Q: The movie went through some delays, as financing came together and cast members such as Willie Nelson and Michelle Pfeiffer had to drop out. Did you ever consider bailing?

A:
This was our last shot at it. Originally, it was scheduled to shoot in March and we had to postpone it to July. I said, 'I've been f—-ing around with this too long. This is it for me.' That was the end. Either we started on time or I was going to have to move on.

Q: Now that filming is done, do you get a break?

A:
Well, I had two days off here, but I can't wait to get back to it. I couldn't shoot another day, I don't think, but I'm going back today and I'll be in my editing room tomorrow. I'll see things I didn't know were there.

Q: Even though you were on the set every day, watching everything happen?

Oh, I haven't really seen the movie yet. When I'm watching it on the three monitors (Altman shot with three different cameras, simultaneously), I tend to lock on one of them. I'm checking the other two, but only occasionally. So there are a lot of surprises, lots of material there I haven't even seen.

Q: How was it working with that amazing cast: Meryl Streep, Lindsay Lohan, Tommy Lee Jones, Kevin Kline, Virginia Madsen?

A:
That's my joy: watching actors. I wasn't really running the show. I was allowing the show to run. The actors were running it. I've never seen an actor quite like Meryl Streep. It wouldn't make any difference who was directing the picture. She transcends all that. She comes in and does her part and knocks you out.

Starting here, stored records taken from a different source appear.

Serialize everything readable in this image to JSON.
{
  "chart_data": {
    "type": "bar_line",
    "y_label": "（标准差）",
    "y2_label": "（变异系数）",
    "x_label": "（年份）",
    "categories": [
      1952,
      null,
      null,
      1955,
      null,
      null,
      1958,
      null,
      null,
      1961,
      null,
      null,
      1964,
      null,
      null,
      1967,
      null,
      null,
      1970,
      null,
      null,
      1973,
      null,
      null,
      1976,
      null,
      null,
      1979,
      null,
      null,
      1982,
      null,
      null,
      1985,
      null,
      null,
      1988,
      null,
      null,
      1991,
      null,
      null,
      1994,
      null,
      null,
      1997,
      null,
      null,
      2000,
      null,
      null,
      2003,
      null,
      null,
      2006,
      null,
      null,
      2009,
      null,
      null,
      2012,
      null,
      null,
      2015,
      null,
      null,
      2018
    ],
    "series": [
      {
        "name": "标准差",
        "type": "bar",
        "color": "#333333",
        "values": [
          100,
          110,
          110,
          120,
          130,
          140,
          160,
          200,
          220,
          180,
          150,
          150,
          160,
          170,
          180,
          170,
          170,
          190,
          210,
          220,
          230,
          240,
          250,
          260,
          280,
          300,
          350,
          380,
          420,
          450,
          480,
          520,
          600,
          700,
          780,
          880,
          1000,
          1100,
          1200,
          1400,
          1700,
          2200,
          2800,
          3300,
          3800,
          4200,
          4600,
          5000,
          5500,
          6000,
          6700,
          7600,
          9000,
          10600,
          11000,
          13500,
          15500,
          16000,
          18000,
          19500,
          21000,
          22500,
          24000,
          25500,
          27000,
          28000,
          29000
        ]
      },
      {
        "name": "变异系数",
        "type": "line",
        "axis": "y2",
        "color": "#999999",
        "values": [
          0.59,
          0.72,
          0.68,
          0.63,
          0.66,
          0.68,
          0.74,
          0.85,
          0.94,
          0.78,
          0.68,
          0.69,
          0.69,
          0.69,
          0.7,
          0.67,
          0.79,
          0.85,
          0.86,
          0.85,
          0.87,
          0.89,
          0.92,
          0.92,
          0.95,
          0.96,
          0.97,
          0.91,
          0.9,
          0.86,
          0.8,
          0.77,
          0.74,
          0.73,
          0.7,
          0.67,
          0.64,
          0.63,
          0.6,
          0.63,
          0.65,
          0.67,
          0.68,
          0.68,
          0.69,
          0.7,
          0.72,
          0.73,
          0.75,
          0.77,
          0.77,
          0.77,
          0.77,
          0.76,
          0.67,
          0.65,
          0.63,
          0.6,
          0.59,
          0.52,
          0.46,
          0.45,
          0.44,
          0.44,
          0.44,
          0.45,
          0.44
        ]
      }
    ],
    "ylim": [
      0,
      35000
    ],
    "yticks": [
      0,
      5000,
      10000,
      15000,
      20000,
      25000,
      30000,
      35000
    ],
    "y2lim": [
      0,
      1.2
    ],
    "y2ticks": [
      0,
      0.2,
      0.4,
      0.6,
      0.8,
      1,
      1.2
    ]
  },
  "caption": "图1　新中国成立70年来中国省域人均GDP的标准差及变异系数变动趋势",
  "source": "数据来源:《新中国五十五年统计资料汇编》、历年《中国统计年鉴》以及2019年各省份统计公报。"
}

She's totally generous about it — with the actors and other people — but she's 25 percent above anyone else.

Q: Did any of the actors intimidate you?

A:
Some people have reputations that precede them or follow them. Tommy Lee Jones came in, and he's kind of scary.

Q: There's been a lot of talk that the movie will be darker than the radio show. How so?

A:
There's only one daylight shot in the whole movie — the penultimate shot. It's after the last show. The next morning, there's a daytime shot of them tearing the theater down, and Kevin is playing the piano and reading some narration that kind of wraps it up. And he picks up a bust of (F. Scott) Fitzgerald and walks out of the theater. Also, there's a lot of death: The death of the show, which is having its last performance, the death of the Fitzgerald, the death of one of the characters, the impending death of another — we don't know who.

Q: Who do you think will like the movie?

A:
I have a very definite idea that this film could find the kind of audience that went to Mel Gibson's Jesus picture: People who don't go to the movies, as a rule. This movie will play well in Oshkosh, Wis. Of course, every movie now is aimed at 14-year-olds and we're not going to get them. Lindsay Lohan may bring in a few, but they're not going to go back from it with good word-of-mouth.

Q: When will the movie be released?

A:
We don't know about that yet, but, financially, I have a deadline. I can't go on forever. I'm scheduled to be finished with the picture by the end of November (which would also make it eligible for January's Sundance Film Festival).

Q: But, at 80, you have no plans to retire?

A:
Oh, no. I don't know what I'd do. After that, it'll be either a play in London (Arthur Miller's "Resurrection Blues") or an ensemble picture in Texas, "Hands on a Hard Body."